刑事事件における国選弁護人については、被疑者・被告人が、複数の選択肢
から自分で選べるわけではありません。
被疑者や被告人が国選弁護人の選任の希望を出すと、名簿に掲載されている弁護士の中から国選弁護人に選任されることになっています。
被疑者・被告人に選択肢は示されません。
その場合に、選任された国選弁護人が、刑事事件に精通しているか、同種事件の経験があるか等の事情は、殺人事件のような重大事案・特殊事案を除き、通常考慮されません。
最近弁護士になったばかりの新米弁護士が国選弁護人になるという可能性もあります。新人弁護士は初年度に国選弁護人を経験することが必須となっている弁護士会は多いです。

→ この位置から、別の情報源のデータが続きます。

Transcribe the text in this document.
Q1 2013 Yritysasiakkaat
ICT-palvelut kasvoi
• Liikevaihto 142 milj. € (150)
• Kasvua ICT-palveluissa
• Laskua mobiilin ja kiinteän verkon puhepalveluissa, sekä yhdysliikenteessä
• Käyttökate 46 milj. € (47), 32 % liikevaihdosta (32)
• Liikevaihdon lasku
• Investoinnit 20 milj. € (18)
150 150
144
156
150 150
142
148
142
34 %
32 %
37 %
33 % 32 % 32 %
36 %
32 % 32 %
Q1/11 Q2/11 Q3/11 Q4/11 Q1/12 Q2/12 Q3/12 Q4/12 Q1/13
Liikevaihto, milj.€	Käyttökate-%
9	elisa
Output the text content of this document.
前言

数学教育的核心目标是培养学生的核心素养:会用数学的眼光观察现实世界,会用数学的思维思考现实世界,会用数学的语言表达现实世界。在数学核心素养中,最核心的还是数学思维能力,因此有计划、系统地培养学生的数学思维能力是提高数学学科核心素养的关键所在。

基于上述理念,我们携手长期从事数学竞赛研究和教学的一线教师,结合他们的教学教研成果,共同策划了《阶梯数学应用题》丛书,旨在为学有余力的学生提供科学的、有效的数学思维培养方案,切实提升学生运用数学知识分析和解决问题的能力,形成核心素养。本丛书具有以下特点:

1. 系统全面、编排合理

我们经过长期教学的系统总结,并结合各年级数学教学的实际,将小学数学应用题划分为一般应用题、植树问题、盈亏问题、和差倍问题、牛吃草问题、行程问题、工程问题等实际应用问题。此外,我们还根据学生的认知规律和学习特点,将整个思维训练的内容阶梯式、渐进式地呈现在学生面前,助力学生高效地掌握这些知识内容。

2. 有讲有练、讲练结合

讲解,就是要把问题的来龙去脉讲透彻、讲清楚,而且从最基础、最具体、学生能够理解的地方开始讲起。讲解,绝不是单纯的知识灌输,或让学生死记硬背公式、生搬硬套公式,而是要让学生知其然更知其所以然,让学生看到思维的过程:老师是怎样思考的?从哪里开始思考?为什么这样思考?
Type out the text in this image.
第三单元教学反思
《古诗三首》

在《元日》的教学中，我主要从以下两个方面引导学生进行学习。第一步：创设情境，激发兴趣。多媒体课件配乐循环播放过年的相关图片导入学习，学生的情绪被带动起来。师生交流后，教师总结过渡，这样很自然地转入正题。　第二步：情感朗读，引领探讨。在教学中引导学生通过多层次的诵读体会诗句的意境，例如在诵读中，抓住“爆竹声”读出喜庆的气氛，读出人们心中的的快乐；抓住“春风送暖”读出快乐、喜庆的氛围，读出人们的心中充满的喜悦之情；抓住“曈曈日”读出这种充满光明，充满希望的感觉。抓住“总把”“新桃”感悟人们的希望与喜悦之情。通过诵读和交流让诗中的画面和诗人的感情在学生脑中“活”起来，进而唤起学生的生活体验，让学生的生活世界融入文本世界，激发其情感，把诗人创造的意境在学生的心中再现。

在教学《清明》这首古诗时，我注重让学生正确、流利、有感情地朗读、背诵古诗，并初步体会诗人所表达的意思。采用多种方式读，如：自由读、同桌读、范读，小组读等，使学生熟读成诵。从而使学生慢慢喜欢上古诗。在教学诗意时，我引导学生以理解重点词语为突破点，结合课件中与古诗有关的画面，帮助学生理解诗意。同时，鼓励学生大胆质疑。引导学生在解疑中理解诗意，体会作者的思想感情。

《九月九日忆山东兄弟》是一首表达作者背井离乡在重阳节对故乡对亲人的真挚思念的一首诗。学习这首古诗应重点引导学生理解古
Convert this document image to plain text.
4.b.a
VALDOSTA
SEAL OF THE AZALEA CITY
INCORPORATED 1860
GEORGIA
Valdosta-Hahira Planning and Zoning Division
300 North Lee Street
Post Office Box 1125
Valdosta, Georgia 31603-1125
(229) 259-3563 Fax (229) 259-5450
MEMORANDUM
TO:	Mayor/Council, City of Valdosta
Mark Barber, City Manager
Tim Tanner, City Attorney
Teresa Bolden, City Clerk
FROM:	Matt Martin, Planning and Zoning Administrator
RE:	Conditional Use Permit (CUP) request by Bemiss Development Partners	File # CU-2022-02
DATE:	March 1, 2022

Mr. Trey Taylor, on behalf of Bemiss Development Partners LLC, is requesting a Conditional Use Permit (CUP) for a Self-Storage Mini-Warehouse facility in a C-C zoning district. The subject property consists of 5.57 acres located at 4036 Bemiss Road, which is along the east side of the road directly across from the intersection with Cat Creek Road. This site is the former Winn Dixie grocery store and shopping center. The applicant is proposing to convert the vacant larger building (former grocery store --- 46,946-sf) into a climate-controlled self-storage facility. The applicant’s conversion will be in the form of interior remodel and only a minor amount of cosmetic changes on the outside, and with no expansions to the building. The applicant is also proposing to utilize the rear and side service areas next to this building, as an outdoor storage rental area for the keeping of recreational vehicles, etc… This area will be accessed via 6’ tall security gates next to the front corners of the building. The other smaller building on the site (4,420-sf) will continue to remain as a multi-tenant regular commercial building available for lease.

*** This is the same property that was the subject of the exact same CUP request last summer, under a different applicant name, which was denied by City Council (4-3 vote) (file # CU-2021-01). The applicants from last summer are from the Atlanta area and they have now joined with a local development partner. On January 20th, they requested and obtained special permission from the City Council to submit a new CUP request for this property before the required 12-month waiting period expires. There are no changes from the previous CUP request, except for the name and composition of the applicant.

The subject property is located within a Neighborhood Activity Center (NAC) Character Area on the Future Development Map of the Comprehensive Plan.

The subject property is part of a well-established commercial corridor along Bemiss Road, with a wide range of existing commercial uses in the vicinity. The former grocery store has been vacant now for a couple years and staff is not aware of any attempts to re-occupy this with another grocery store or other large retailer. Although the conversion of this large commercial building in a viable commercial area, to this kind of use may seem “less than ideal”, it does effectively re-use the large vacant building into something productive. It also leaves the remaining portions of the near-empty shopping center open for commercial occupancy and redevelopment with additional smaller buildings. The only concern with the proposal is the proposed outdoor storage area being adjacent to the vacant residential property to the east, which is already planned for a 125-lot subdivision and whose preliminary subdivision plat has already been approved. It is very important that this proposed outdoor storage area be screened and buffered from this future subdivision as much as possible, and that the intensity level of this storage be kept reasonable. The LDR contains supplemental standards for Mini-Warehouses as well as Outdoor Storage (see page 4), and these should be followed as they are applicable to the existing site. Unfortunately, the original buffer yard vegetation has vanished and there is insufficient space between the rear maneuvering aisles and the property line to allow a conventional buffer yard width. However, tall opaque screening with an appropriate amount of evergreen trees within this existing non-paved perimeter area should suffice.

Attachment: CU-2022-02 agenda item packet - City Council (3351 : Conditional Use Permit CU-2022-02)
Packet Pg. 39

また、一旦、国選弁護人が選任されると、被疑者・被告人が国選弁護人は頼りないので解任して欲しいというだけでは解任にもならず、その国選弁護人が最後まで弁護活動を続けることになります。
解任は、一定の法律上の要件を満たした場合に、裁判所の権限で認められるものであり、被疑者・被告人の権限ではありません。
どうしても国選弁護人を変更したい場合は、別の私選弁護人に正式な依頼をすれば、国選弁護人は解任される取扱いになっています。
途中解任でも、国選弁護人の費用が発生することは多く、裁判所の判断によって、その国選弁護人の費用を負担するよう命じられる可能性があります。